Through his column, Wilson contemplates, "It seems to me we have now passed out of the era of the pop enigma and are now firmly entrenched in the era of reality. But when was great pop music ever about reality?

"...When I first started to buy records in the early '80s, the only means I had to find anything out about the music and musicians I liked was whatever I could glean from the credits on the sleeve, or perhaps an interview in a music paper like Melody Maker or NME. These little scraps of information only increased my sense of awe at the magic of the music. David Bowie is a bisexual alien? I'll buy that. Jimmy Page sold his soul to the devil? That makes total sense!

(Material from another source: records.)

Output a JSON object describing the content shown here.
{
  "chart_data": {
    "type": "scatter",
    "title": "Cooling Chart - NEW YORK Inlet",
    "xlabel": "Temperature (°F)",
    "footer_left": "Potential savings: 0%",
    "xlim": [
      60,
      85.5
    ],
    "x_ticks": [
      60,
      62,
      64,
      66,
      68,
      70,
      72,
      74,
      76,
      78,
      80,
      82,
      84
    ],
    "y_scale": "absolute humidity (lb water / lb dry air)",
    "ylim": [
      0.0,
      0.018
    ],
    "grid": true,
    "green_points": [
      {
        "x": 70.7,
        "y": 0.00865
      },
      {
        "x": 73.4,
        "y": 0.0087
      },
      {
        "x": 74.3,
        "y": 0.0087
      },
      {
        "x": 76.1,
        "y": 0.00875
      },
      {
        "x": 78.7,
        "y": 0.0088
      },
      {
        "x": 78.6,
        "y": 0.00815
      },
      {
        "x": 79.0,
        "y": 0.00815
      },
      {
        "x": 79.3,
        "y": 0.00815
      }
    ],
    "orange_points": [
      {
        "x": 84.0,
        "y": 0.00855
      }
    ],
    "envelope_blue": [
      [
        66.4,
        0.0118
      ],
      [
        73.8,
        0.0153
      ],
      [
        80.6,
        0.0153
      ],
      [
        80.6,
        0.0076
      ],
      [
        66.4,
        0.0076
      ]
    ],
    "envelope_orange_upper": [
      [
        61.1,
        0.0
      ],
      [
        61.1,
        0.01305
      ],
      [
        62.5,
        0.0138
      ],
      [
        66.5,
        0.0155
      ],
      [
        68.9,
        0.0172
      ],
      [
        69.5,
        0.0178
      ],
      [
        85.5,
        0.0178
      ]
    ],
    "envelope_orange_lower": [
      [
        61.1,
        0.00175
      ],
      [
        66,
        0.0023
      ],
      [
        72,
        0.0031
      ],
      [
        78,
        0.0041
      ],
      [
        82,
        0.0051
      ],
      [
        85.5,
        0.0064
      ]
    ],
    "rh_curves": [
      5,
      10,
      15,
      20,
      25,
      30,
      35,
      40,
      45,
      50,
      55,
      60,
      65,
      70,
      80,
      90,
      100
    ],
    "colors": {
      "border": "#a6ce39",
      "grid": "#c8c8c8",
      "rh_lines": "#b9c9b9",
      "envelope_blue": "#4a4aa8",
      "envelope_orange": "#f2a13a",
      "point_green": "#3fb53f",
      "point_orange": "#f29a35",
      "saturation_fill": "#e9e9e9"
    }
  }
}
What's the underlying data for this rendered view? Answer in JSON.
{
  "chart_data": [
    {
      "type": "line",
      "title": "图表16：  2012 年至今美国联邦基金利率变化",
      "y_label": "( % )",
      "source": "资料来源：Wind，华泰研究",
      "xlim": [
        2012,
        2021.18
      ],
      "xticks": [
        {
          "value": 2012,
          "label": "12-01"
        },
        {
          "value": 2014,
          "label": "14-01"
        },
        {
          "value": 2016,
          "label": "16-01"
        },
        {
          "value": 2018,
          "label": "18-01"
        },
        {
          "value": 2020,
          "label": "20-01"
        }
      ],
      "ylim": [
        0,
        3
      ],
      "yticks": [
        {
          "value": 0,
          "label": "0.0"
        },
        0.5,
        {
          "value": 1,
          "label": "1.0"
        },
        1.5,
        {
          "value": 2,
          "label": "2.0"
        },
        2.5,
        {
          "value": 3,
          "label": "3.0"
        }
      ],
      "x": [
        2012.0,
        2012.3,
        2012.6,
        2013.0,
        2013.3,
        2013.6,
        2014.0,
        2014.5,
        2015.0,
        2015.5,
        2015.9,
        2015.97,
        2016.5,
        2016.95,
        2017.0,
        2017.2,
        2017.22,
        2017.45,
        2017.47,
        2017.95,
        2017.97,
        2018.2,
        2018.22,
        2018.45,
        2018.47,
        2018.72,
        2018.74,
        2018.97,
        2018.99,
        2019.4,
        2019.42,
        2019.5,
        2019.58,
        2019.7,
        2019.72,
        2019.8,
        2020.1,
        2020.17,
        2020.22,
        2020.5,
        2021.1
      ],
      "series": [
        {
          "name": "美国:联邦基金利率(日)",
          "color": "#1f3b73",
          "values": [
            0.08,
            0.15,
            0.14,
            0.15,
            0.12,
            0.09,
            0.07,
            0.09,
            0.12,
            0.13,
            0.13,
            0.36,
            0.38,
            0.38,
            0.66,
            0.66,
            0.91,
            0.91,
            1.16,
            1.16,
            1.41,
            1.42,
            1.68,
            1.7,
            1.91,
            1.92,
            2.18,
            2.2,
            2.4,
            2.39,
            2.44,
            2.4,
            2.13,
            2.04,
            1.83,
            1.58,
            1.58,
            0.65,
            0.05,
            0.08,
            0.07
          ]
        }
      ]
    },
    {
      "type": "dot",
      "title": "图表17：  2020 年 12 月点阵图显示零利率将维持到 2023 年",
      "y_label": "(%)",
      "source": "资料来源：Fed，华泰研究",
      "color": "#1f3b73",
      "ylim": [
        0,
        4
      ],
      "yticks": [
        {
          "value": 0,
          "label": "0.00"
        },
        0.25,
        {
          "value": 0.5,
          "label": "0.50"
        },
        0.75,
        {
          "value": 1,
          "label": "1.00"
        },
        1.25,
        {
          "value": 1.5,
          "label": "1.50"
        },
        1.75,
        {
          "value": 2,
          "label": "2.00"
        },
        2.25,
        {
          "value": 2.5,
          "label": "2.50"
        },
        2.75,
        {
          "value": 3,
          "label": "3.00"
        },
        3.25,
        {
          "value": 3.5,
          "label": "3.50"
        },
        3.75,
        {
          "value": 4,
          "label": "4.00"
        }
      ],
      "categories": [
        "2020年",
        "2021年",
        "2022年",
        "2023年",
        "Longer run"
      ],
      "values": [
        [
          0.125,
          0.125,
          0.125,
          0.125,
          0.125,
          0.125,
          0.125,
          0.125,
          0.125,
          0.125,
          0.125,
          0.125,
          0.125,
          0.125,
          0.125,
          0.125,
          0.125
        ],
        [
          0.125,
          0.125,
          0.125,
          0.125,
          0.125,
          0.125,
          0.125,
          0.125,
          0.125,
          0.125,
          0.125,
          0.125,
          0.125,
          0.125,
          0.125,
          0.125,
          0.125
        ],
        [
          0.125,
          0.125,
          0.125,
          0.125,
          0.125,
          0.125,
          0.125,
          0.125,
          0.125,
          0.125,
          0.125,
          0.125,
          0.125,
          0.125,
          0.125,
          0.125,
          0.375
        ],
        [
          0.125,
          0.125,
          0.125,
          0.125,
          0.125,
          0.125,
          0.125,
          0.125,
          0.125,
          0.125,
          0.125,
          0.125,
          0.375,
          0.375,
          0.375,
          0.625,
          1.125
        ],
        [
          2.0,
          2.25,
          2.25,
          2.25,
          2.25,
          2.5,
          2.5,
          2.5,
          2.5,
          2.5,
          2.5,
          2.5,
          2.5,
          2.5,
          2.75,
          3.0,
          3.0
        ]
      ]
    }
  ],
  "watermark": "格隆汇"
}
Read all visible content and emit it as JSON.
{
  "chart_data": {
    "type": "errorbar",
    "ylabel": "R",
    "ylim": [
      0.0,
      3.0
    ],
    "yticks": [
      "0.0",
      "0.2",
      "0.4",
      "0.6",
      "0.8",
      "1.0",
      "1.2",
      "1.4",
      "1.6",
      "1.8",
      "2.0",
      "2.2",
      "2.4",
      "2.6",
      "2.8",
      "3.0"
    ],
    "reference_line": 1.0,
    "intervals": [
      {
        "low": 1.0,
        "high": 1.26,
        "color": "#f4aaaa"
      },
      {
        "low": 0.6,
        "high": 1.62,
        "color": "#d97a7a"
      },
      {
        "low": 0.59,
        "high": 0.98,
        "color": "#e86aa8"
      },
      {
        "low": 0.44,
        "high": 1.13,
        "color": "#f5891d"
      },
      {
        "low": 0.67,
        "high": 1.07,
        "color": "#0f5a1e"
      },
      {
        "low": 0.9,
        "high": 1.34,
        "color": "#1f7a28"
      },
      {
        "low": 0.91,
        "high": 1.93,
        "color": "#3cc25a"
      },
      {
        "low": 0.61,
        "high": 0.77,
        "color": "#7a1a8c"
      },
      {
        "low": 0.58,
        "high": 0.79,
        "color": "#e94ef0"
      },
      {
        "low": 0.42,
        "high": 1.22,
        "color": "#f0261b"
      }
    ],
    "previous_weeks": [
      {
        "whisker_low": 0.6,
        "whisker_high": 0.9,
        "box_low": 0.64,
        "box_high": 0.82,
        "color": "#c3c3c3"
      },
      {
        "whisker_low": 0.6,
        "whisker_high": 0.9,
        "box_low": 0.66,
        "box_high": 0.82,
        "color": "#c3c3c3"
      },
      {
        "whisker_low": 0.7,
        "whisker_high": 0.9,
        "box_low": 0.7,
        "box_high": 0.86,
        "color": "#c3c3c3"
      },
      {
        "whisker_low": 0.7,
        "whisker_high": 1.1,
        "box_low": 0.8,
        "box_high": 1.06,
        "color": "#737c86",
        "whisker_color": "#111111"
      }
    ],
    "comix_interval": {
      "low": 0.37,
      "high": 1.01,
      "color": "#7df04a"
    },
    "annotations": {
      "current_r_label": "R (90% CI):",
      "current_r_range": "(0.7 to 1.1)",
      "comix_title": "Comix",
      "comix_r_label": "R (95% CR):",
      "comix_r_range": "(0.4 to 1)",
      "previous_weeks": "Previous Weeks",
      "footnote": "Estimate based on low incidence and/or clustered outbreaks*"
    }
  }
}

" In contrast, these days I'm only a few clicks on the Internet away from the minute details of the lives of any number of pop and rock stars on Twitter (handy if you want to know what they had for breakfast), a webcam link into their studio as they write their new album, or a blog discussing their personal and business problems. Of course, there is something to be said for this. Musicians are just regular people; the rock star thing was just a pretense anyway, so aren't things more honest now? Yes, more honest, but hellishly more dull too. I am writing this in a magazine designed to demystify the process of how music is made (and as I write this perhaps I'm even demystifying myself), but I'm not really talking about the technical considerations of making music; I'm talking about the human aspect. I want to believe that the music I love was created by superhumans who, when they were not space traveling, hanging out with supermodels, and finding religion, spent their time dreaming up music that would somehow perfectly encapsulate the human condition in a way that only a divinely gifted being could."